Of course, many attribute Trump's staggering victories in states like Michigan, Wisconsin, Ohio and Pennsylvania to his efforts to tap into the frustration of the dispossessed Midwest masses by promising a rebirth of the manufacturing economy that once provided them a solid middle-class lifestyle.
That said, no economic crisis is truly "discovered" until an Ivy League, Nobel-prize-winning economist says it is. As such, we present to you the intriguing findings of Nobel Laureate Angus Deaton who said he was "looking for something else" when he noticed a staggering increase in white mortality rates for people aged 50-54. Per Market Watch:
That was the case with landmark research undertaken by Nobel Prize winning economist Angus Deaton. The Princeton economist, working with his wife Anne Case, stumbled on the fact that mortality rates were rising for working-age white Americans since 1999.
We were really looking for something else and then we discovered that, at least among people between 45-54, and even more between 50-54, a decline in mortality, particularly white mortality that had been established for about 100 years had actually stopped or even reversed itself. Whether it has reversed itself or not depends on a bit on your starting point and end point, but the century-long decline in mortality rates that had gone on since the beginning of the 20th century had just stopped and was starting to rise.

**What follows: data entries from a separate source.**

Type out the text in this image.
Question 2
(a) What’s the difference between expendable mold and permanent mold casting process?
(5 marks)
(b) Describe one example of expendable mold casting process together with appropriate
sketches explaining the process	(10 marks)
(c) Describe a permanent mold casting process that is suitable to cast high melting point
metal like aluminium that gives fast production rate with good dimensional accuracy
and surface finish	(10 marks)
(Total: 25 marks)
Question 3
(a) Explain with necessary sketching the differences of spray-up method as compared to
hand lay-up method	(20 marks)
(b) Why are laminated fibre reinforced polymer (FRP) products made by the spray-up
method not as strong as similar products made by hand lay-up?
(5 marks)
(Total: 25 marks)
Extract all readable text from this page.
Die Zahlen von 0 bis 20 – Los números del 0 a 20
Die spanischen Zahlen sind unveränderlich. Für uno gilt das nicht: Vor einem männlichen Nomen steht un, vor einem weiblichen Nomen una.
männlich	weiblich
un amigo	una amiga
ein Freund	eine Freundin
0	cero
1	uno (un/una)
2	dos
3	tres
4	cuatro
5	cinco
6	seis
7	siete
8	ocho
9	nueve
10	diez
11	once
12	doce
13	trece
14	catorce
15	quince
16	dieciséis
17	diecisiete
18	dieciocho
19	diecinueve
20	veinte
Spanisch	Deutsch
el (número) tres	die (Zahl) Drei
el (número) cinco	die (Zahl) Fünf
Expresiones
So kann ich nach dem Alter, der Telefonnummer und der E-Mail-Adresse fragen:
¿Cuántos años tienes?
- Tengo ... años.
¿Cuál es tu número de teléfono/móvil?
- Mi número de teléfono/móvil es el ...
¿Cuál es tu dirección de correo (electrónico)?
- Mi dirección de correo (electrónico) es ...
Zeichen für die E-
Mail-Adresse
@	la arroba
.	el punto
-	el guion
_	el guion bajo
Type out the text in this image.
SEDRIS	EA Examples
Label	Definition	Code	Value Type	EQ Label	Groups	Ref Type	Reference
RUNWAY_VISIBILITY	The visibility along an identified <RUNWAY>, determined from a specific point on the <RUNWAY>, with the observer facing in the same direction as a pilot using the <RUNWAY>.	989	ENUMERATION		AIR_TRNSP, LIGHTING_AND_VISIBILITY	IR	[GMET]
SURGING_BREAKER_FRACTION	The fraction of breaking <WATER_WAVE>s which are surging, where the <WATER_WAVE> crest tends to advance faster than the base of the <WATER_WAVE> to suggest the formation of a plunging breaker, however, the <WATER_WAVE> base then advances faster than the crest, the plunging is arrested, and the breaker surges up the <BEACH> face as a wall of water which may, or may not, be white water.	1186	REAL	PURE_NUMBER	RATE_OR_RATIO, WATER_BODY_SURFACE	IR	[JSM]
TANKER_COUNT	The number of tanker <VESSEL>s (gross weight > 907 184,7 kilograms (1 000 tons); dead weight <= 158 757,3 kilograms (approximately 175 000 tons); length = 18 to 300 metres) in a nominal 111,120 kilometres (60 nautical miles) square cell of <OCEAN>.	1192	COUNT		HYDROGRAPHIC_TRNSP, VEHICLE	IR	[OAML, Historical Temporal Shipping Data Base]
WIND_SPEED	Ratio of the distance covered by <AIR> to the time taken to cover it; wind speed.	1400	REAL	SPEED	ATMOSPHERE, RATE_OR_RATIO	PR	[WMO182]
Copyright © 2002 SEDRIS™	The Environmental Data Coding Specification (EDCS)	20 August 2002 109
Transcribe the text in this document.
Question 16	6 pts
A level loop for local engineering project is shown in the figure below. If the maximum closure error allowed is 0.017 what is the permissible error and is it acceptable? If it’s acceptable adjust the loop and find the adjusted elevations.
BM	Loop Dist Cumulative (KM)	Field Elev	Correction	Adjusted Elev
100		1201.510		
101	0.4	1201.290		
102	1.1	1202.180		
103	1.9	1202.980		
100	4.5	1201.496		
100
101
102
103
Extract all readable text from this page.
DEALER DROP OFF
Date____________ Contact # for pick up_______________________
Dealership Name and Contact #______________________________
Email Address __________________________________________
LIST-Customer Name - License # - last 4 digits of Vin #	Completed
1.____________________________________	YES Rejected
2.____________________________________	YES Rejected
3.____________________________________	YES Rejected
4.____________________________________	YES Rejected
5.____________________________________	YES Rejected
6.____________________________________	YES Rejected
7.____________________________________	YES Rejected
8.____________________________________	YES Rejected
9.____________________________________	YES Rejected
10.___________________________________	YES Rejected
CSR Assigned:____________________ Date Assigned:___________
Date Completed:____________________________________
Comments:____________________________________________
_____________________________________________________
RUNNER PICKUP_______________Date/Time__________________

For mortality rates to rise instead of fall is extremely rare. It typically takes a war or epidemic for death rates to jump.
Of course, from there it wasn't much of a stretch for Deaton and Case to 'discover' that these deaths are tied to “deaths of despair” from alcohol, suicide and opioids.
Then comes the far more difficult question of 'why' the mortality rates are surging for middle-aged, white men...something Deaton attributes to a bleak job market and stagnant wages...
As to the more difficult question of “why” these deaths are taking pace, Deaton hypothesized that they are tied to a destruction of a way of life for working class Americans that used to exist.
“I’ve been using the analogy of the plains Indians, they had had a life which you might have liked or might not have liked before Europeans came to America and that life was destroyed and was never put back together again. I think we’re seeing that for the American working class over the last 40 or 50 years,” he said in a recent speech.
So we trace this back sort of a long way, and if you look at birth cohorts it is like each successive birth cohort is doing worse. They are more susceptible to these deaths throughout life, and the deaths rise with age more rapidly for younger cohorts, so we’re attracted by this idea that there is a cumulative process going on which is steadily getting worse over time. And, you know, the destruction of the way of life of the white working class is maybe a good way of thinking about this.
One story is just that there has been this slow loss of the white working class life. There has been stagnation in wages for 50 years. If you don’t have a university degree, median wages for those people have actually been going down. So it is just like that model, whereby American capitalism really delivered to people who were not particularly well-educated, seems to be broken.
Of course, pretty much anyone with a grade school education who has lived in Detroit for an extended period of time could have told you everything that Deaton has apparently 'discovered'...but it does sound very official coming from a Princeton economist.